Suara.com - Menteri Koordinator Bidang Kemaritiman dan Sumberdaya, Rizal Ramli mencurigai sikap Gubernur DKI Jakarta Basuki Tjahaja Purnama (Ahok) yang belum menerima keputusan Pemerintah yang menghentikan permanen proyek reklamasi Pulau G di Pantai Utara Jakarta.
Sebab Ahok menyurati Presiden Joko Widodo meminta klarifikasi terkait penghentian proyek reklamasi pulau G tersebut.
"Sebetulnya satu Menteri saja sudah cukup untuk menghentikan (proyek reklamasi pulau G), Menteri Lingkungan Hidup misalnya, atau Menteri Kelautan. Nah ini tiga Menteri dan satu Menko," kata Rizal kepada wartawan di Istana Kepresidenan, Jakarta, Rabu (19/7/2016).
Bahkan Rizal menuding sikap Ahok yang tak terima proyek reklamasi pulau G dihentikan karena pesanan pihak perusahaan dalam hal ini pengembang.

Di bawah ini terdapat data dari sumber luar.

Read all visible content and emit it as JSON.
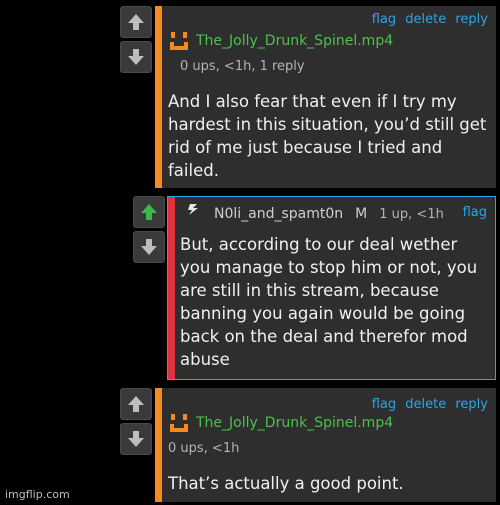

Menurut dia, Ahok harusnya berterimakasih proyek reklamasi itu dibatalkan Pemerintah Pusat, sehingga ke depan Pemerintah Provinsi DKI Jakarta tidak bermasalah dan melanggan ketentuan hukum.
"Jadi seperti saya katakan, harusnya Ahok bersyukur masalah ini diambil alih Pemerintah. Saya juga bingung kenapa dia ngotot, dia Gubernur DKI atau karyawan pengembang?" ujar dia.
Dia menegaskan, proyek reklamasi pulau G di pantai Utara Jakarta tersebut harus dihentikan secarfa permanen, karena setelah diteliti masuk dalam kategori pelanggaran berat. Sementara dalam mengambil keputusan terkait masalah reklamasi tersebut Pemerintah Pusat yang terdiri dari unsur Kemenko Kemaritiman, Kementerian Perhubungan, Kementeriam Lingkungan Hidup dan Kehutanan, Kementerian Kelautan dan Perikanan juga ada dari unsur Pemerintah DKI Jakarta.
"Kalau terjadi sesuatu yang membahayakan, siapa yang akan disalahkan nanti, pemrintah pusat juga kan. Kami nggak mau ya (disalahkan). Karena proyek reklamasi pulau G itu membahayakan," tutur dia.
Rizal menjelaskan, proyek reklamasi pulau G itu sangat dinilai sangat membahayakan. Sebab pertama mengganggu arus lalu lintas kapal nelayan tradisional yang berjumlah ratusan ke Muara Angke.
Kedua, di sana ada jaringan pipa gas, yang mana dalam aturan internasional dan aturan pemerintah bahwa jika ada jaringan pipa gas di bawah laut, di sekitarnya 500 meter sisi kiri dan kanan tidak boleh ada struktur bangunan.
"Kemudian ada power station di Muara Karang yang gara-gara space-nya semakin merapat, air lautnya jadi cooling system, menjadi lebih tinggi suhunya dan itu berbahaya. Karena berbahaya itulah kami memutuskan untuk menghentikan seluruhnya, karena itu masuk kategori pelanggaran berat," kata dia.